Facebook and Clearview AI Face-Off Over Face-Offs

Scraping over three million photos from social media platforms, Clearview AI is now facing multiple cease-and-desists from social media giants.

Clearview AI CEO, Hoan Ton-That. Photo Credit: CNN

Developed by Hoan Tot-That, Clearview AI works as a facial recognition program, storing away photos posted by users of social media. Facebook is now one of the many platforms taking legal action against the software.

Facial recognition has always been a sticky situation. With our data being stored away at such a rapid rate, it can almost feel like our faces are the only ‘pieces of information’ sacred to us. Just last month, Facebook agreed to settle a class-action lawsuit over its use of facial recognition technology at the cost of $550 million. Clearly, users aren’t open to the idea of their faces being in the hands of tech giants.

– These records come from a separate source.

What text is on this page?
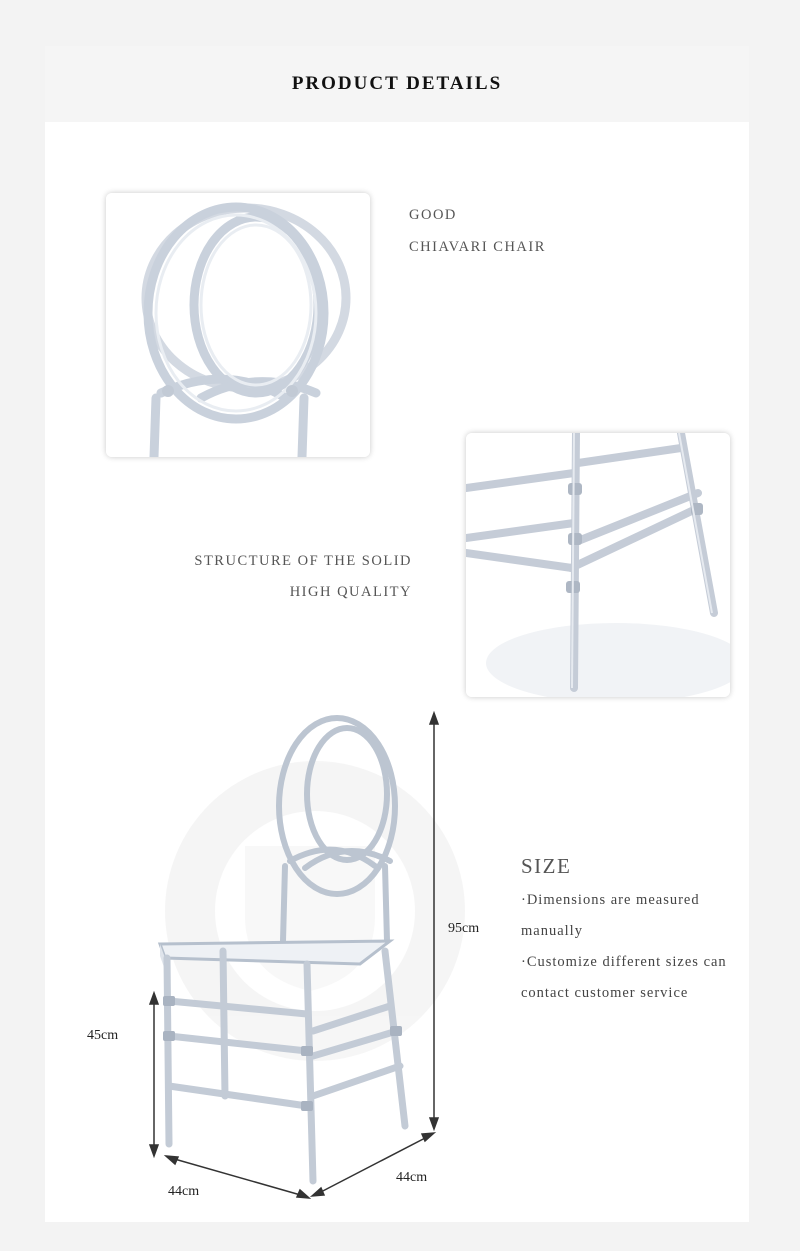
PRODUCT DETAILS

GOOD

CHIAVARI CHAIR

STRUCTURE OF THE SOLID

HIGH QUALITY

95cm
45cm
44cm
44cm

SIZE

·Dimensions are measured

manually

·Customize different sizes can

contact customer service
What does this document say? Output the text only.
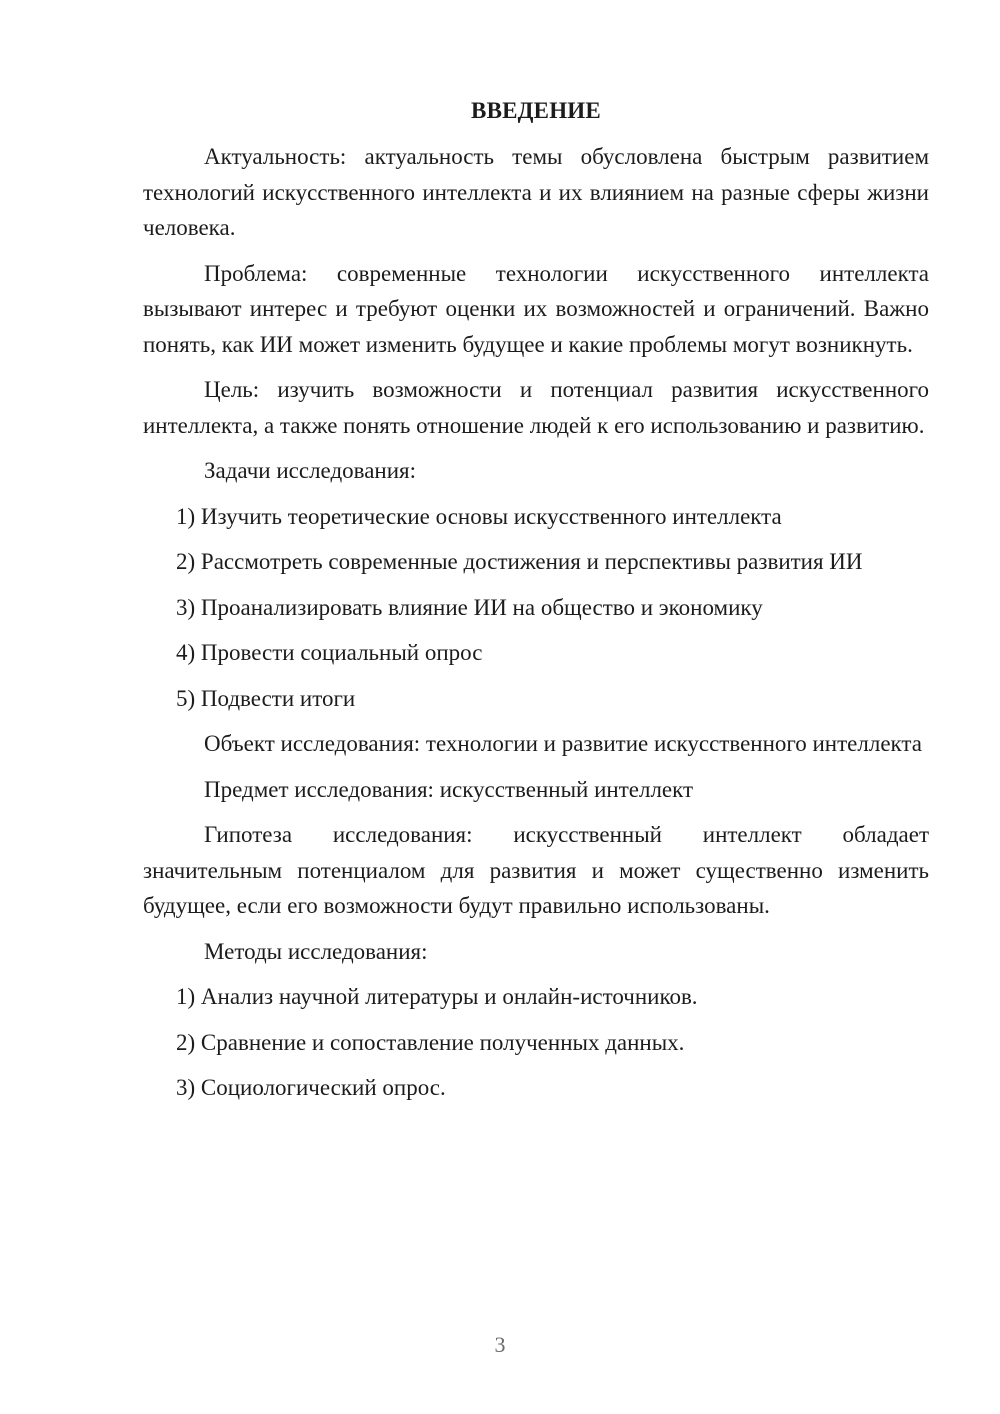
ВВЕДЕНИЕ

Актуальность: актуальность темы обусловлена быстрым развитием технологий искусственного интеллекта и их влиянием на разные сферы жизни человека.

Проблема: современные технологии искусственного интеллекта вызывают интерес и требуют оценки их возможностей и ограничений. Важно понять, как ИИ может изменить будущее и какие проблемы могут возникнуть.

Цель: изучить возможности и потенциал развития искусственного интеллекта, а также понять отношение людей к его использованию и развитию.

Задачи исследования:

1) Изучить теоретические основы искусственного интеллекта
2) Рассмотреть современные достижения и перспективы развития ИИ
3) Проанализировать влияние ИИ на общество и экономику
4) Провести социальный опрос
5) Подвести итоги

Объект исследования: технологии и развитие искусственного интеллекта

Предмет исследования: искусственный интеллект

Гипотеза исследования: искусственный интеллект обладает значительным потенциалом для развития и может существенно изменить будущее, если его возможности будут правильно использованы.

Методы исследования:

1) Анализ научной литературы и онлайн-источников.
2) Сравнение и сопоставление полученных данных.
3) Социологический опрос.
3
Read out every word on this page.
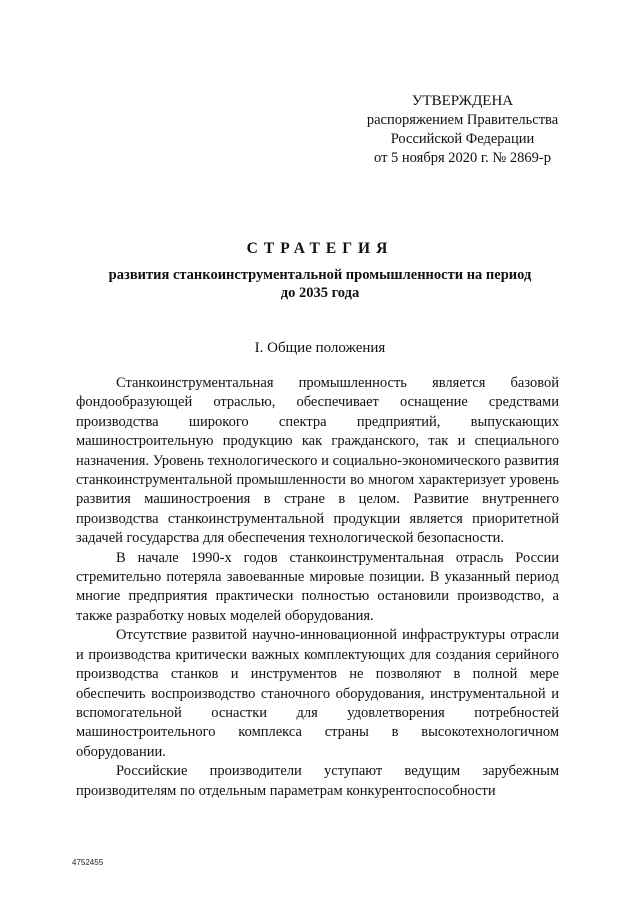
УТВЕРЖДЕНА
распоряжением Правительства
Российской Федерации
от 5 ноября 2020 г. № 2869-р
СТРАТЕГИЯ
развития станкоинструментальной промышленности на период
до 2035 года
I. Общие положения

Станкоинструментальная промышленность является базовой фондообразующей отраслью, обеспечивает оснащение средствами производства широкого спектра предприятий, выпускающих машиностроительную продукцию как гражданского, так и специального назначения. Уровень технологического и социально-экономического развития станкоинструментальной промышленности во многом характеризует уровень развития машиностроения в стране в целом. Развитие внутреннего производства станкоинструментальной продукции является приоритетной задачей государства для обеспечения технологической безопасности.

В начале 1990-х годов станкоинструментальная отрасль России стремительно потеряла завоеванные мировые позиции. В указанный период многие предприятия практически полностью остановили производство, а также разработку новых моделей оборудования.

Отсутствие развитой научно-инновационной инфраструктуры отрасли и производства критически важных комплектующих для создания серийного производства станков и инструментов не позволяют в полной мере обеспечить воспроизводство станочного оборудования, инструментальной и вспомогательной оснастки для удовлетворения потребностей машиностроительного комплекса страны в высокотехнологичном оборудовании.

Российские производители уступают ведущим зарубежным производителям по отдельным параметрам конкурентоспособности

4752455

In 2019, major tech companies, Google, Microsoft and Amazon were all sitting on facial recognition technologies. This information was met with 90 advocacy groups writing to these companies, requesting that such technology is not sold to Governments.

But with the introduction of Clearview AI, Zuckerberg is now taking the side of users, forcing developers of the software to eliminate the images that it has obtained from Facebook.

Photo Credit: ABC

Receiving cease-and-desists from not only Facebook, but Twitter, Youtube and Venmo, Clearview AI will end up erasing a good portion of the images it has collected. However, it’s unclear whether the software is able to retain the data it has learned from collecting the images.

While the average person is probably freaked out by the capabilities of Clearview AI, authorities have taken an interest in the facial recognition software and is currently being used by more than 600 law enforcement agencies.

In response to the backlash, Company CEO Ton-That argues that the software is simply exercising it’s right to ‘public information’. Continuing by saying that they are protected by the First Amendment, it seems as though the onus is being placed on users. Once it’s out there, is it no longer yours?